Carmakers around the world, shaken by the double impact of the global slump and the heightened environmental concerns of consumers increasingly opting for smaller (ie. less profitable) vehicles, have managed to post an increase in sales in 2009 thanks to these scrappage schemes. Euphemistically dubbed "fleet renewal" by the industry, the first such programme was launched in Germany at the start of the year, although a similar scheme in France in 2008 focused on exchanging serious polluters for more efficient, environmentally friendly vehicles. The success of the German scheme, which came to an end in September after a total of €5bn in state subsidies were spent on 1.7m cars, has emboldened governments elsewhere to follow suit.
In Southeast Europe, Romania and Serbia, whose car industries are small by western-European standards but politically significant, have already adopted scrappage schemes. Romania, the region's largest car producer, offers its citizens €1,000 for cars 10 years or older. Yet the programme is primarily benefiting the western carmakers that own most of the Romanian auto industry: Renault, which bought Romania's oldest carmaker Dacia in 1999, and Ford, which acquired the Daewoo plant in Craiova last year. Even if profits are going abroad, the government can say it is doing something to fight for domestic industry and jobs.
It is a similar situation in Serbia, where the car industry consists of the Zastava plant in Kragujevac, owned by Fiat. The scrappage scheme has been highly popular with Serbian consumers, who can receive up to one-fifth of the market price paid by the state. But there has been frustration that the government is essentially subsidising the Italian carmaker, which acquired Zastava last year and has promised substantial investments that are yet to materialise. The government is hoping the scrappage incentives will buy it some time and favour with voters.
Governments across emerging Europe are warming to scrappage programmes as a relatively easy method of tackling the crisis. Slovakia, with one of the region's largest automobile industries, offers its citizens €2,000 (more than in some Western European countries) for cars that are 10 years or older. Poland, the Czech Republic and Hungary are mulling similar schemes.

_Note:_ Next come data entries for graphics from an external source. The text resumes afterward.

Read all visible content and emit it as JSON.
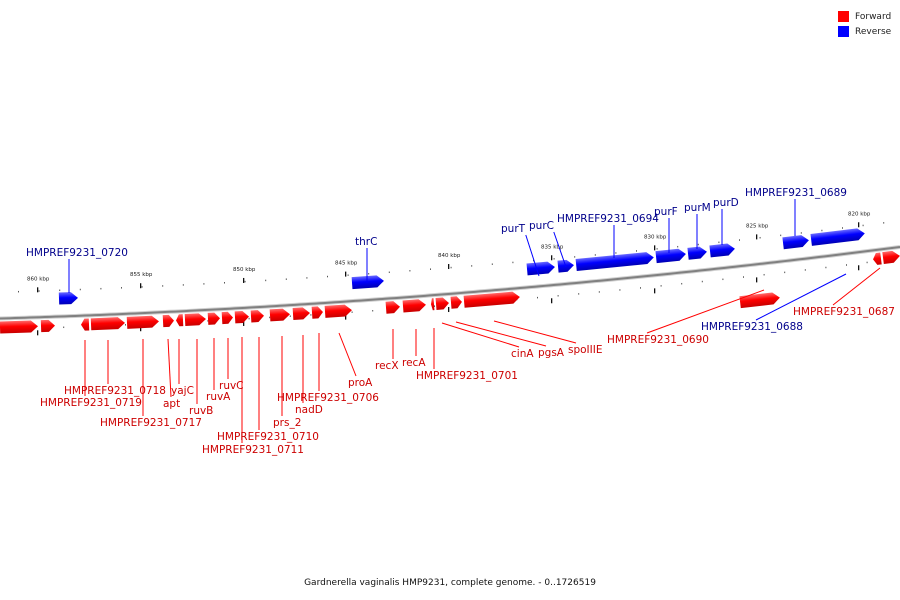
{
  "legend": {
    "forward_label": "Forward",
    "reverse_label": "Reverse",
    "forward_color": "#ff0000",
    "reverse_color": "#0000ff"
  },
  "caption": "Gardnerella vaginalis HMP9231, complete genome. - 0..1726519",
  "colors": {
    "forward_label": "#cc0000",
    "reverse_label": "#00008b",
    "backbone": "#808080"
  },
  "scale_labels": [
    "860 kbp",
    "855 kbp",
    "850 kbp",
    "845 kbp",
    "840 kbp",
    "835 kbp",
    "830 kbp",
    "825 kbp",
    "820 kbp"
  ],
  "genes": [
    {
      "label": "HMPREF9231_0720",
      "strand": "reverse"
    },
    {
      "label": "thrC",
      "strand": "reverse"
    },
    {
      "label": "purT",
      "strand": "reverse"
    },
    {
      "label": "purC",
      "strand": "reverse"
    },
    {
      "label": "HMPREF9231_0694",
      "strand": "reverse"
    },
    {
      "label": "purF",
      "strand": "reverse"
    },
    {
      "label": "purM",
      "strand": "reverse"
    },
    {
      "label": "purD",
      "strand": "reverse"
    },
    {
      "label": "HMPREF9231_0689",
      "strand": "reverse"
    },
    {
      "label": "HMPREF9231_0688",
      "strand": "reverse"
    },
    {
      "label": "HMPREF9231_0687",
      "strand": "forward"
    },
    {
      "label": "HMPREF9231_0690",
      "strand": "forward"
    },
    {
      "label": "spoIIIE",
      "strand": "forward"
    },
    {
      "label": "pgsA",
      "strand": "forward"
    },
    {
      "label": "cinA",
      "strand": "forward"
    },
    {
      "label": "HMPREF9231_0701",
      "strand": "forward"
    },
    {
      "label": "recA",
      "strand": "forward"
    },
    {
      "label": "recX",
      "strand": "forward"
    },
    {
      "label": "proA",
      "strand": "forward"
    },
    {
      "label": "HMPREF9231_0706",
      "strand": "forward"
    },
    {
      "label": "nadD",
      "strand": "forward"
    },
    {
      "label": "prs_2",
      "strand": "forward"
    },
    {
      "label": "HMPREF9231_0710",
      "strand": "forward"
    },
    {
      "label": "HMPREF9231_0711",
      "strand": "forward"
    },
    {
      "label": "ruvC",
      "strand": "forward"
    },
    {
      "label": "ruvA",
      "strand": "forward"
    },
    {
      "label": "ruvB",
      "strand": "forward"
    },
    {
      "label": "yajC",
      "strand": "forward"
    },
    {
      "label": "apt",
      "strand": "forward"
    },
    {
      "label": "HMPREF9231_0717",
      "strand": "forward"
    },
    {
      "label": "HMPREF9231_0718",
      "strand": "forward"
    },
    {
      "label": "HMPREF9231_0719",
      "strand": "forward"
    }
  ]
}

In the short term, scrappage incentives secure jobs, help to avoid shock bankruptcies in the industry and offer a flurry of optimism to consumers in these times of gloom. Yet governments know there are at least as many potential drawbacks. By creating artificial demand for a limited period, they risk causing a worse subsequent slump for an industry that for years has been producing in surplus anyway. "It's an open-ended bet," says Eric Heymann of Deutsche Bank. "It can cause more damage than good in the long run because capacity is pushed up that cannot be sustained as soon demand drops off."
Defenders of the scheme (which includes the auto industry) hope the worst of the crisis will soon be over, and that more regular car buyers - companies and the wealthy - will help bridge the drop in demand that will inevitably ensue. This is crucial, since one of the greatest impacts of the schemes is on consumer confidence: while a new car may make you happier, it is unlikely to make you spend more money on furniture, gadgets and appliances. The net effect of such programmes does not enter into the short-term political argument.
Apart from doubts about their long-term effectiveness, the programmes have also been criticised for singling out one industry for preferential treatment while others are left to flounder. Subsidising carmakers may make political sense, but in these times of hardship for the manufacturing sector it is potentially irresponsible. "Why cars? Why not washing machines? Why not roof tiles?" asks Gabor Hunya of the Vienna Institute for International Economic Studies. "Powerful lobby groups will always demand this kind of state help, but a strong and sensible government shouldn't give in."
But in Southeast Europe, even governments that are strong and sensible have limited options to deal with the crisis. Faced with falling industrial output, low consumer confidence and plummeting tax revenues, they cannot borrow and spend their way out of the recession like stronger economies are attempting to do. On the contrary, many governments in the region that are negotiating loans from the International Monetary Fund (IMF) are curbing spending in a bid to lower their budget deficits, a prerequisite to receiving aid.
Thus politically valuable and time-buying measures such as scrappage schemes seem on balance like a good idea for governments with the luxury problem of having a car industry. But it won't resolve the issue of the sector's longer-term fate once the world is out of recession.